90 days later I still have hope that things are going to improve. I still have hope that my parents and the older generation are not forgotten. My parents are 71 and 72, they have worked their entire life to have the home that they raised their children, grandchildren and their great grandchildren. The home is gone but the memories are still strong. They still have a love for their community. However, my parents are in jeopardy of not being able to rebuild because of the height requirements that the governor just accepted for the state of NJ. It leaves you wondering if NJ is going to fund those requirements. They are left wondering if they will have the money to rebuild. They aren’t looking for the anything fancy. Just a small home that they can see their children, grandchildren and great grandchildren make new memories. Then they worry will they be able to afford the taxes because they will increase. My parents are already spending a fortune on taxes. If 10% of the families make a choice not to return to the town to rebuild that means Union Beach taxes will increase further because even 100 homes not being rebuilt spells disaster for the town.

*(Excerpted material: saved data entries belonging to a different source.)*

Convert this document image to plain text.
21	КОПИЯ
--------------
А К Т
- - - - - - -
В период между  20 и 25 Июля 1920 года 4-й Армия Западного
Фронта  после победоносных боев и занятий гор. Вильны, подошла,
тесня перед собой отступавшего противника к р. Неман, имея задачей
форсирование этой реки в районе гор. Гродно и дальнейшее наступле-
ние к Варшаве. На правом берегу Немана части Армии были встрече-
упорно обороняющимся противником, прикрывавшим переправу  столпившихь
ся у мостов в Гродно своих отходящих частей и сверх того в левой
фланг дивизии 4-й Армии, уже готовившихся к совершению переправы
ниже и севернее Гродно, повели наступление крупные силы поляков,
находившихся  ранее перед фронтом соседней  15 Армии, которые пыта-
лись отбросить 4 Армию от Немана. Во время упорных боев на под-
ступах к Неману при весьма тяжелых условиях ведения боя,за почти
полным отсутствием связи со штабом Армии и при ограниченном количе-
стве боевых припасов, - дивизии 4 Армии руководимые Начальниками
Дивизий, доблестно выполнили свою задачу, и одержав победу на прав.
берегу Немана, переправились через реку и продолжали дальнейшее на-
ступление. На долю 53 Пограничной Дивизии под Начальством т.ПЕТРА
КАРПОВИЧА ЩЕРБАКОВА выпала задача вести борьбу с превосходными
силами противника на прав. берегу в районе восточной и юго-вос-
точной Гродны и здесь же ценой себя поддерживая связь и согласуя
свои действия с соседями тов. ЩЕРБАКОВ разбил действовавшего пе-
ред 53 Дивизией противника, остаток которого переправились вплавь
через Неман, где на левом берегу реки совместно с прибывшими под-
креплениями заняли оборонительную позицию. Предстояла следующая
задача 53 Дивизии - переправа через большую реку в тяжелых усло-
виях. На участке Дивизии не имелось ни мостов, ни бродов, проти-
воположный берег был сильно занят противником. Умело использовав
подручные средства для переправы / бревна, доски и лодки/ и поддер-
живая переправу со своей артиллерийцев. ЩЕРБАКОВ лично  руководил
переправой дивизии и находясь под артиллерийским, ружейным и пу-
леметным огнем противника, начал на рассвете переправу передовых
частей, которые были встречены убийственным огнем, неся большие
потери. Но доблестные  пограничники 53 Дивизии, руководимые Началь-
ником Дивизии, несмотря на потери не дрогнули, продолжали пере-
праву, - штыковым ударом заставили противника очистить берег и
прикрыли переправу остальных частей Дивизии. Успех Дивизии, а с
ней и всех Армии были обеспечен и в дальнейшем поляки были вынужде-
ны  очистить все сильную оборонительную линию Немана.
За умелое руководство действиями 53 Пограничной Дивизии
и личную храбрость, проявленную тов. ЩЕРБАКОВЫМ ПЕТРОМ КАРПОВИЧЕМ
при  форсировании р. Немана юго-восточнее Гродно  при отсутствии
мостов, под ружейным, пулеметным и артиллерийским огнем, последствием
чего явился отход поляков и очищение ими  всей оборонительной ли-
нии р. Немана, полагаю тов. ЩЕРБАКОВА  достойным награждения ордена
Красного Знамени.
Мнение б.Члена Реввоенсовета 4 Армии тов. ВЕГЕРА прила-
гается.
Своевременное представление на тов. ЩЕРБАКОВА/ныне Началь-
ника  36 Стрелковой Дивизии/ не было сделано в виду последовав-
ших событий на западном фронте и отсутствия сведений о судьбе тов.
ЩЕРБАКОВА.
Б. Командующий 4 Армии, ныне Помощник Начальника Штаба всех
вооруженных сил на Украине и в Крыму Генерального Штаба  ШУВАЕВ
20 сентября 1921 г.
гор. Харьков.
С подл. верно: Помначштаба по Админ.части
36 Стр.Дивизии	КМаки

So 90 days what does it bring? It brings more questions than answers. Answers to questions you never asked and more red tape. We are left to wonder why aren’t things easier. This isn’t the first natural disaster and yet the same questions are asked every time. We are 12 years past the worst storm ever Katrina and New Orleans is still rebuilding. We are 90 days past Sandy and we can’t rebuild without the answers and money.
90 days feel no different than day 2. 90 days is warmer for some and just as cold as others. 90 days still makes you feel like someone stomped on your glasses because you can’t see straight. 90 days is just the start of the mess of survival. Survival is never easy and it is an overwhelming task.
90 days later, I know my friends are tired of my saying what I don’t have, what is going on and what is needed. I am tired too. I am tired of asking for help. I am tired needing to tell the story. I refuse to back down. I refuse to pretend like life is normal. 90 days later my life isn’t normal. I don’t know what normal is. There are no two days that are the same. I lose time from work. I lose sleep. And I lose track of who what and when things should be done because everything blends together.
Well it is almost 90 days later and the best I can offer is this. Life will be what it will be. We maybe able to rebuild, we may not be able to rebuild. We may get answers from insurance in the next 30 days but maybe we won’t. We may understand what the hell FEMA wants in the next 30 days but maybe not for another year. There are many if but and what if’s. In the end we will still be holding our heads high and making things possible for some and not for others.
90 days later, I am starting to understand why people throw their hands in the air and just don’t care. But my hands are in the air and saying tell me what needs to be done and we will get it done.
90 days later I just want to be home. So I can start having a normal life once again. I want to my life returned to me. I don’t expect the old life. I know it must start new and fresh. But I want the chance to start.
90 days and it is just yesterday that our lives were turned upside down and around again.